With wildlife preservation laws requiring the majority of these tortoises to be relocated within 100 miles of their original habitat, finding a builder within a local community can be no small feat.

These expansions have led to business owners requiring a nuanced understanding of tax codes to avoid running afoul of Florida tax law. Construction businesses and their deductions are fairly clear-cut, but in the case of homeowners seeking tax relief after building animal shelters on their property, the law may not seem so clearly defined after all.

Enduring market shifts is simply the nature of businesses in general, as often restated by small businesses advisors. Paying close attention to local markets and changing the goals or services you offer in order to meet customer needs makes for good public relations and strong returns as long as those investments make for consistent returns.

The point where many businesses fail rests in an inability to seek opportunities as a failure of allowing them to slip by undetected. After all, not many construction businesses would consider building tortoise habitats on a whim.

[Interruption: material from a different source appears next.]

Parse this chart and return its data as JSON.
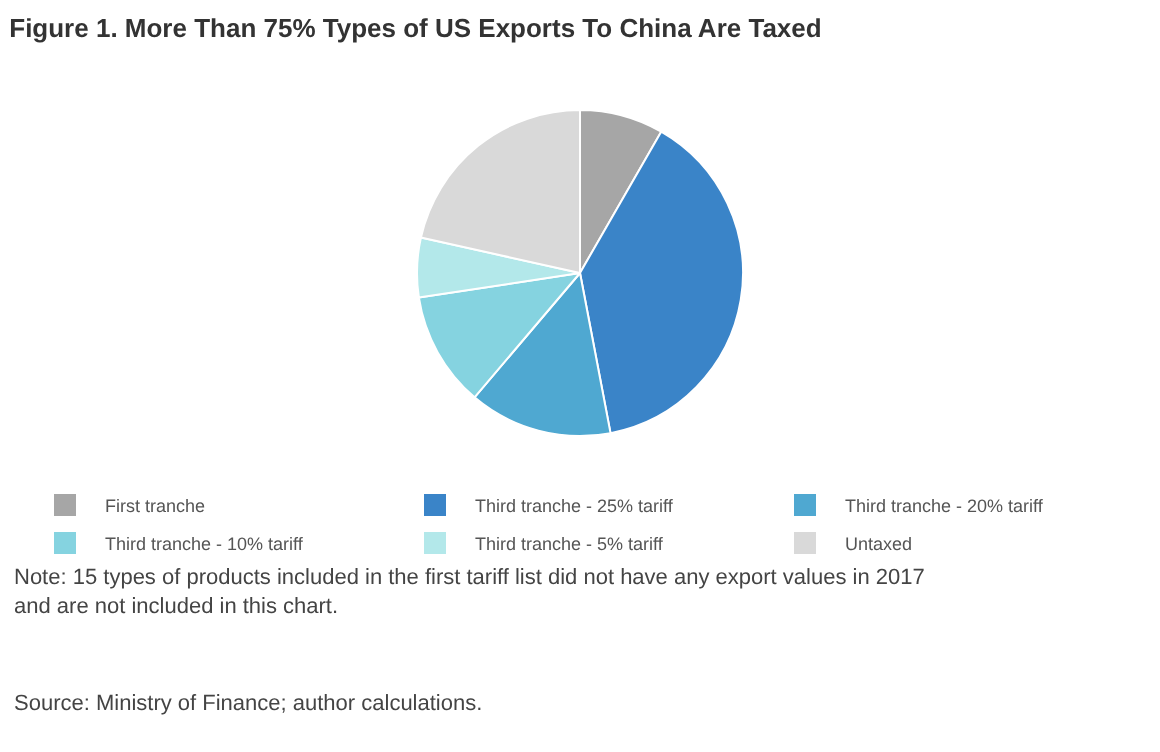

While the labor market remains constrictive following recent recessions and unrest, diversity may be one of the few options Florida residents can turn to in order to make ends meet.

Without a major change in the national attitude towards the economy and businesses as a whole, it is difficult to forecast a positive change for local job opportunities. Leaving this rut may take several years or major political upheaval.

Until then, Florida and its businesses are likely to continue along a path of restricted growth for as long as they stay within service boundaries to which they have become accustomed. Those who are treading off the beaten path are seeing interesting returns and more positive attention least of all from the local tortoise population.